Can't forgive my partner
Ugh we are struggling. Second mmc in January after 14 months of ttc following the first one. This time I knew how mentally effed up I'd be and what to expect physically so I took time off work. I was very naive the first time. My (34f) partner (40m) was a part time student and about to start a new job at the time. They had taken moooonths to onboard him and he had been basically ignoring a self paced class for quite a while as well. I begged for him to push back his start date a week to be with me while I waited for the worst to pass. He refused. He spent a week that we both had off together basically hiding in the other room because he suddenly "had to" do his school work. And then he went from not working to being gone 40 hours a week . I miscarried alone on the couch even though he was in the house. I sobbed and screamed and begged for support and he just would not. Anyways now I simply don't forgive him and it's ruining our relationship. Any hint of disregard for me and I am filled with hatred. It took him a long time to acknowledge how damaging his behavior was for me. He still kind of tries to defend it. I just feel like if he couldn't put me first when I was very clear with him that this is literally the worst moment of my life and I need help, then what are we even doing? I know he was probably trying to cope too... But selfishly I still feel like the miscarriages are just harder on me. I'm the one physically going through it. I'm the one who has to do all the ultrasounds and horrible tests/exams to explore why it's happening. Unexplained of course. So I just don't have sympathy for him.

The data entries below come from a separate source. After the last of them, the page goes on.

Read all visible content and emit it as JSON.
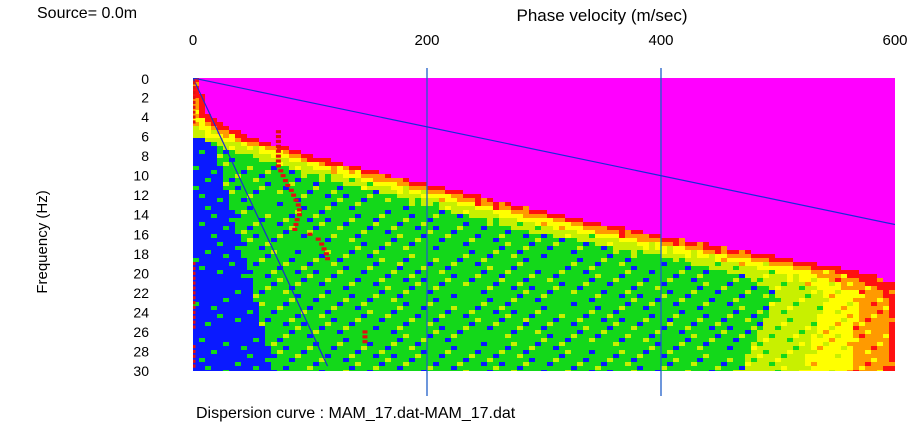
{
  "chart_data": {
    "type": "heatmap",
    "source_label": "Source=  0.0m",
    "xlabel": "Phase velocity (m/sec)",
    "ylabel": "Frequency (Hz)",
    "caption": "Dispersion curve : MAM_17.dat-MAM_17.dat",
    "xlim": [
      0,
      600
    ],
    "ylim": [
      0,
      30
    ],
    "x_ticks": [
      "0",
      "200",
      "400",
      "600"
    ],
    "y_ticks": [
      "0",
      "2",
      "4",
      "6",
      "8",
      "10",
      "12",
      "14",
      "16",
      "18",
      "20",
      "22",
      "24",
      "26",
      "28",
      "30"
    ],
    "grid": "vertical lines at 200 and 400",
    "colormap": [
      "#0a1aff",
      "#13d81a",
      "#c8f000",
      "#ffff00",
      "#ff9a00",
      "#ff1010",
      "#ff00ff"
    ],
    "ridge": [
      {
        "f": 1,
        "v": 2
      },
      {
        "f": 4,
        "v": 8
      },
      {
        "f": 6,
        "v": 40
      },
      {
        "f": 8,
        "v": 95
      },
      {
        "f": 10,
        "v": 160
      },
      {
        "f": 12,
        "v": 230
      },
      {
        "f": 14,
        "v": 300
      },
      {
        "f": 16,
        "v": 380
      },
      {
        "f": 18,
        "v": 470
      },
      {
        "f": 20,
        "v": 560
      },
      {
        "f": 22,
        "v": 600
      }
    ],
    "reference_lines": [
      {
        "name": "upper",
        "from": [
          0,
          0
        ],
        "to": [
          600,
          15
        ]
      },
      {
        "name": "lower",
        "from": [
          0,
          0
        ],
        "to": [
          115,
          29.5
        ]
      }
    ],
    "picks": [
      {
        "v": 0,
        "f": 0.5
      },
      {
        "v": 0,
        "f": 1
      },
      {
        "v": 0,
        "f": 1.5
      },
      {
        "v": 0,
        "f": 2
      },
      {
        "v": 0,
        "f": 2.5
      },
      {
        "v": 0,
        "f": 3
      },
      {
        "v": 0,
        "f": 3.5
      },
      {
        "v": 0,
        "f": 4
      },
      {
        "v": 0,
        "f": 4.5
      },
      {
        "v": 73,
        "f": 5.5
      },
      {
        "v": 73,
        "f": 6
      },
      {
        "v": 73,
        "f": 6.5
      },
      {
        "v": 73,
        "f": 7
      },
      {
        "v": 73,
        "f": 7.5
      },
      {
        "v": 73,
        "f": 8
      },
      {
        "v": 73,
        "f": 8.5
      },
      {
        "v": 73,
        "f": 9
      },
      {
        "v": 75,
        "f": 9.5
      },
      {
        "v": 77,
        "f": 10
      },
      {
        "v": 79,
        "f": 10.5
      },
      {
        "v": 81,
        "f": 11
      },
      {
        "v": 84,
        "f": 11.5
      },
      {
        "v": 86,
        "f": 12
      },
      {
        "v": 88,
        "f": 12.5
      },
      {
        "v": 90,
        "f": 13
      },
      {
        "v": 91,
        "f": 13.5
      },
      {
        "v": 91,
        "f": 14
      },
      {
        "v": 89,
        "f": 14.5
      },
      {
        "v": 88,
        "f": 15
      },
      {
        "v": 87,
        "f": 15.5
      },
      {
        "v": 100,
        "f": 16
      },
      {
        "v": 107,
        "f": 16.5
      },
      {
        "v": 110,
        "f": 17
      },
      {
        "v": 112,
        "f": 17.5
      },
      {
        "v": 114,
        "f": 18
      },
      {
        "v": 115,
        "f": 18.5
      },
      {
        "v": 0,
        "f": 19
      },
      {
        "v": 0,
        "f": 19.5
      },
      {
        "v": 0,
        "f": 20
      },
      {
        "v": 0,
        "f": 20.5
      },
      {
        "v": 0,
        "f": 21
      },
      {
        "v": 0,
        "f": 21.5
      },
      {
        "v": 0,
        "f": 22
      },
      {
        "v": 0,
        "f": 22.5
      },
      {
        "v": 0,
        "f": 23
      },
      {
        "v": 0,
        "f": 23.5
      },
      {
        "v": 0,
        "f": 24
      },
      {
        "v": 0,
        "f": 24.5
      },
      {
        "v": 0,
        "f": 25
      },
      {
        "v": 0,
        "f": 25.5
      },
      {
        "v": 147,
        "f": 26
      },
      {
        "v": 147,
        "f": 26.5
      },
      {
        "v": 147,
        "f": 27
      },
      {
        "v": 0,
        "f": 27.5
      },
      {
        "v": 0,
        "f": 28
      },
      {
        "v": 0,
        "f": 28.5
      },
      {
        "v": 0,
        "f": 29
      },
      {
        "v": 0,
        "f": 29.5
      }
    ]
  }
}
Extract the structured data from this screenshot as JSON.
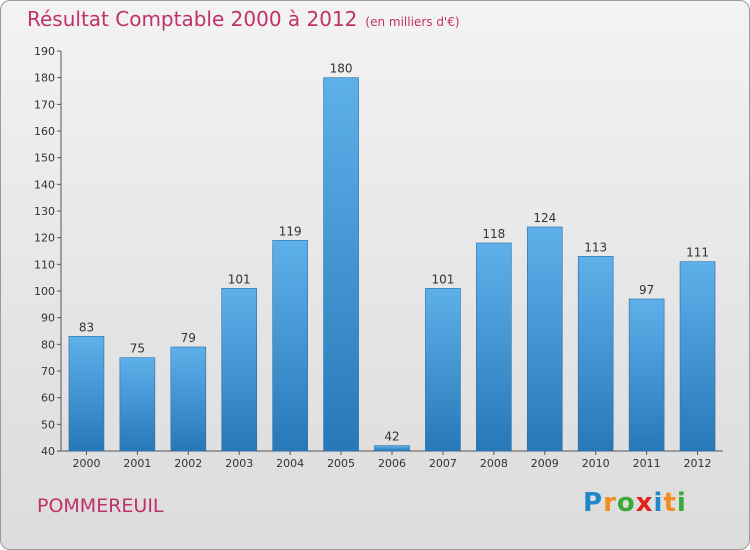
{
  "title": "Résultat Comptable 2000 à 2012",
  "unit": "(en milliers d'€)",
  "commune": "POMMEREUIL",
  "logo": {
    "letters": [
      "P",
      "r",
      "o",
      "x",
      "i",
      "t",
      "i"
    ],
    "colors": [
      "#1e88c8",
      "#f28c1e",
      "#3aa935",
      "#e2231a",
      "#1e88c8",
      "#f28c1e",
      "#3aa935"
    ]
  },
  "colors": {
    "bar_top": "#5eb0ea",
    "bar_bottom": "#2878b8",
    "title": "#c0316a"
  },
  "chart_data": {
    "type": "bar",
    "title": "Résultat Comptable 2000 à 2012",
    "xlabel": "",
    "ylabel": "",
    "ylim": [
      40,
      190
    ],
    "yticks": [
      40,
      50,
      60,
      70,
      80,
      90,
      100,
      110,
      120,
      130,
      140,
      150,
      160,
      170,
      180,
      190
    ],
    "grid": false,
    "categories": [
      "2000",
      "2001",
      "2002",
      "2003",
      "2004",
      "2005",
      "2006",
      "2007",
      "2008",
      "2009",
      "2010",
      "2011",
      "2012"
    ],
    "values": [
      83,
      75,
      79,
      101,
      119,
      180,
      42,
      101,
      118,
      124,
      113,
      97,
      111
    ]
  }
}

I feel like I only read about couples who handle this as a team and grow close through these struggles. But we are falling apart. Is it just my grief that's clouding my perception? Was it the hormones? Are we just not a strong couple? Are we infertile because we're not meant to be together? Idk what I'm hoping for here but I'm lost.
TLDR, partner basically ignored me while I was miscarrying and it has altered the way I see him/made me fall out of love and now I'm lost.